By Published On: September 17, 2024Categories: Daily Market News & Insights

Attention is shifting from hurricane remnants to tomorrow’s Federal Reserve meeting. Traders remain uncertain about the Federal Reserve’s anticipated rate cut and its potential impact on oil markets but are predicting a 50-basis point rate cut. A lower interest rate could boost economic growth and increase oil demand. Concerns over weaker demand in China have kept prices down. However, prices are facing upward pressure from expectations of reduced US stockpiles and lingering production issues following last week’s storm.

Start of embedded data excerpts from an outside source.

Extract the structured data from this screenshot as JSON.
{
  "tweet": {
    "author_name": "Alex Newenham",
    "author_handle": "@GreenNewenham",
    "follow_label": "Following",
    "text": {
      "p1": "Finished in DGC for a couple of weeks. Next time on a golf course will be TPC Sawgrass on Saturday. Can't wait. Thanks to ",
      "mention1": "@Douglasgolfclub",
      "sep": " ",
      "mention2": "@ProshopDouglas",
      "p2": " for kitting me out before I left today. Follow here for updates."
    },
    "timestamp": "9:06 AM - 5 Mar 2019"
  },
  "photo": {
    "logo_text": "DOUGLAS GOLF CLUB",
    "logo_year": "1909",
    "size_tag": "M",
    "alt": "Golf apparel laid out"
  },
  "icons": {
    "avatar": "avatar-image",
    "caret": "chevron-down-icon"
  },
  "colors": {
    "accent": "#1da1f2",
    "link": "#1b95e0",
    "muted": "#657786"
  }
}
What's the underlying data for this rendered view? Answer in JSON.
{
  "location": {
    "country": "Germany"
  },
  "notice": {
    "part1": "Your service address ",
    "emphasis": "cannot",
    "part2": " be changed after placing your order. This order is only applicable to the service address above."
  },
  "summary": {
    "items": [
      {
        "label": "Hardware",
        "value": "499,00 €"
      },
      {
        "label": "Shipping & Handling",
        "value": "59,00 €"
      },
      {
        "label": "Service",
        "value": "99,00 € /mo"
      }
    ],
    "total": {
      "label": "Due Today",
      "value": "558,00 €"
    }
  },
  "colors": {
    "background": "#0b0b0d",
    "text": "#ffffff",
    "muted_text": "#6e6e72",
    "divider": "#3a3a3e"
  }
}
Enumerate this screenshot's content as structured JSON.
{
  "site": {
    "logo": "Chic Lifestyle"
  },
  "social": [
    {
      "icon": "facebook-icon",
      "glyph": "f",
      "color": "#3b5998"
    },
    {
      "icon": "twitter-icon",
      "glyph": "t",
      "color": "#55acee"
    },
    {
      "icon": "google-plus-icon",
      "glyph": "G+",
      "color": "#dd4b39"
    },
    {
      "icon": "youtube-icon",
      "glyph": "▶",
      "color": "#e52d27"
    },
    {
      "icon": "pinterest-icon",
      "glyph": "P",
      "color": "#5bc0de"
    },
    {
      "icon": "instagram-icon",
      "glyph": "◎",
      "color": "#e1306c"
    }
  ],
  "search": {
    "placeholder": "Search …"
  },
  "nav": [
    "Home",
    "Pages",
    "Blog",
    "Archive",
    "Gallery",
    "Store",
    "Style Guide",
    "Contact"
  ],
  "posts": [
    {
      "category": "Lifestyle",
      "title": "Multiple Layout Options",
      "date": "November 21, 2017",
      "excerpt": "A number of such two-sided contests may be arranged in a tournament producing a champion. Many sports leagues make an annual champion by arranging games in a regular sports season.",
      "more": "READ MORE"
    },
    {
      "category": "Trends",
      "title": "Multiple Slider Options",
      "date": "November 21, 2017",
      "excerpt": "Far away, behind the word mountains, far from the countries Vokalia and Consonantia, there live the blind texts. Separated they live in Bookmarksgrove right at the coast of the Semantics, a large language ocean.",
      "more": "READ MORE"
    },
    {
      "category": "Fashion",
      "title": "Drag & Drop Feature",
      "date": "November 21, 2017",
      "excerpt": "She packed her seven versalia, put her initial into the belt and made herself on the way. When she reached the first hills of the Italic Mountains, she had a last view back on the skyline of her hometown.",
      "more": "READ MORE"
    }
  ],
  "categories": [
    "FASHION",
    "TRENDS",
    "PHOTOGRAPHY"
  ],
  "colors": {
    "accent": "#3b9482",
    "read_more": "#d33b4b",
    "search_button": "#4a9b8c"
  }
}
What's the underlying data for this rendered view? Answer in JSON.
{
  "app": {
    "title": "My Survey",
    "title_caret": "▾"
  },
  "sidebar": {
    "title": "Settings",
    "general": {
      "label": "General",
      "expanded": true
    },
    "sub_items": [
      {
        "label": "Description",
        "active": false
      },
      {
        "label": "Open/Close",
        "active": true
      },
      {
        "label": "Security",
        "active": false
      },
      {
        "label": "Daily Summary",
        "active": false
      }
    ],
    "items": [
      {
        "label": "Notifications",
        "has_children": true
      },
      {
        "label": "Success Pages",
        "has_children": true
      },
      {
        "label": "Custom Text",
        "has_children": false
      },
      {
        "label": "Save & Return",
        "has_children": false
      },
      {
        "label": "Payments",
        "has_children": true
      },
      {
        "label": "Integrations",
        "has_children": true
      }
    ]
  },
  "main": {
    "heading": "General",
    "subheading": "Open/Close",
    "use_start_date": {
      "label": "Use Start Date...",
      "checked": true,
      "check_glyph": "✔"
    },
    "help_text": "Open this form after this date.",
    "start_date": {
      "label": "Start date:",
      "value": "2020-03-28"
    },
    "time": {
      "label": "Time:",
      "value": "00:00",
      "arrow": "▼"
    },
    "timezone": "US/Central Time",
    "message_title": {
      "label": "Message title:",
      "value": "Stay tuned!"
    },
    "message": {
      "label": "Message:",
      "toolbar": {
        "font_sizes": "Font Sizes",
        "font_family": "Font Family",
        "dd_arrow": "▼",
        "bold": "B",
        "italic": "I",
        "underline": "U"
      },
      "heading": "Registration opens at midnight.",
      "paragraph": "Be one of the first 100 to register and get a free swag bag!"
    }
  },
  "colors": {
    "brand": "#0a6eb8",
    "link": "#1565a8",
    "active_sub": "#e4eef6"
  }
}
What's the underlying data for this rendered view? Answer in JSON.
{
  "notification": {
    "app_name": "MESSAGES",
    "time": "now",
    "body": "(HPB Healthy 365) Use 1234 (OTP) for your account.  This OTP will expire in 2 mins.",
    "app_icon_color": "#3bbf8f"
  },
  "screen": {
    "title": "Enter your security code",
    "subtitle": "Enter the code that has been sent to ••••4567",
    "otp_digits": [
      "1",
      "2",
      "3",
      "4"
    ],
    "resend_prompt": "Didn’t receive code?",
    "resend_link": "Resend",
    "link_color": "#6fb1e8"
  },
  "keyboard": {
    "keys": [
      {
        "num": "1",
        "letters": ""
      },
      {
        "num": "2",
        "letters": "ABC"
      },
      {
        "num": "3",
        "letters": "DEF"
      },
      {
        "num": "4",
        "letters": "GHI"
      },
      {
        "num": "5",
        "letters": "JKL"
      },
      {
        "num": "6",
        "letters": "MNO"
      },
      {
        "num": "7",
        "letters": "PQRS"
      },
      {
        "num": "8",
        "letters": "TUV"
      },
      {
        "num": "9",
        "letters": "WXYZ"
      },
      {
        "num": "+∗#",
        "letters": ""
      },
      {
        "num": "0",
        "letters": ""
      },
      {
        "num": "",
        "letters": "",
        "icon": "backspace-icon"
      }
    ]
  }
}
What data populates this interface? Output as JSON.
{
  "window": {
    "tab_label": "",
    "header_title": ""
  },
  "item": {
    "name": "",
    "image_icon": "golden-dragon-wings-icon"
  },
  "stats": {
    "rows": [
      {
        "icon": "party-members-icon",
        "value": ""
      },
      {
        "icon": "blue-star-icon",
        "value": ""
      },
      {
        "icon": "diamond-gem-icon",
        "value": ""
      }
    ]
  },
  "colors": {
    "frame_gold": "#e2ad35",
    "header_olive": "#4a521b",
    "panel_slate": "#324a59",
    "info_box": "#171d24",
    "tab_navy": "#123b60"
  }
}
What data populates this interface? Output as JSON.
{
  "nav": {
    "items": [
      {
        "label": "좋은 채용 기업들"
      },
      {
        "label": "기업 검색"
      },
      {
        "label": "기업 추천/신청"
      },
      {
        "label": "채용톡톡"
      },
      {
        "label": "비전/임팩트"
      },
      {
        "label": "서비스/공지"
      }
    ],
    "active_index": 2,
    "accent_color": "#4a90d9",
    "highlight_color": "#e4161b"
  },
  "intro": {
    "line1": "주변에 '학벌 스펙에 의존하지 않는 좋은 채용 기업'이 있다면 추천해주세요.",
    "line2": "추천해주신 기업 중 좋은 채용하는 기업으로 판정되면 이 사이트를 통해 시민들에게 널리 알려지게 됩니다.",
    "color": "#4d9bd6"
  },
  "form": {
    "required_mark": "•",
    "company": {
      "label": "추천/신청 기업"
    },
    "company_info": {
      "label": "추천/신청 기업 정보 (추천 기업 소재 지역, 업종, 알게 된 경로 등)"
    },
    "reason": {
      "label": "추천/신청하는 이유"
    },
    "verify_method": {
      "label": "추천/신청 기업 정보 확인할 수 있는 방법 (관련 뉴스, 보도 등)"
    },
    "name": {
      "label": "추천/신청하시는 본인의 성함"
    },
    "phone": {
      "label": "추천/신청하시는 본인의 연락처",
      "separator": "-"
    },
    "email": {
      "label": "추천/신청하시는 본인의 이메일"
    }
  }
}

Hurricane Francine has left the Gulf Coast with over 12% of U.S. Gulf of Mexico crude oil production remaining offline, as the U.S. Bureau of Safety and Environmental Enforcement (BSEE) reported. A total of 213,204 bpd of oil is still not operational. The hurricane has led to the shutdown of 2.37 million barrels of oil. As of Monday, 24 oil and gas platforms remain evacuated, down from a peak of 171 platforms last week.

China’s refinery output dropped for the fifth consecutive month in August, declining 6.2% year-over-year to 13.91 Mbpd, driven by weak fuel demand and poor export margins. Year-to-date, refinery throughput is down 1.2% compared to the same period in 2022. Despite peak gasoline season, overall consumption has been lower than expected, with diesel demand weakened by the economic slowdown and increased use of liquefied natural gas as a truck fuel.

Planned maintenance at major refineries and soft export margins further limited production in China, although independent refiners saw a slight rebound in output. Meanwhile, China’s crude oil production rose by 2.1% in August, continuing a trend of healthy growth in the sector.

The UK’s offshore oil and gas industry has reportedly achieved its target of cutting emissions by 25% four years ahead of the 2027 deadline, according to Offshore Energies UK (OEUK). This early success was reached by power efficiency improvements and flaring and venting reductions. The industry reduced its emissions by 28% compared to 2018 levels, and methane emissions were cut by more than half, meeting targets seven years early.

Despite the UK’s goal of achieving net zero emissions by 2050, OEUK emphasized that oil and gas will remain essential for decades, focusing on reducing domestic production’s carbon footprint. Looking ahead, emissions from the sector are expected to decline further due to reduced output and more efficient operations.

However, OEUK warned that the country’s oil and gas production could halve in the next six years unless favorable fiscal and regulatory policies are implemented. The North Sea still holds the potential for hefty oil and gas resources, equivalent to 13.5 billion barrels.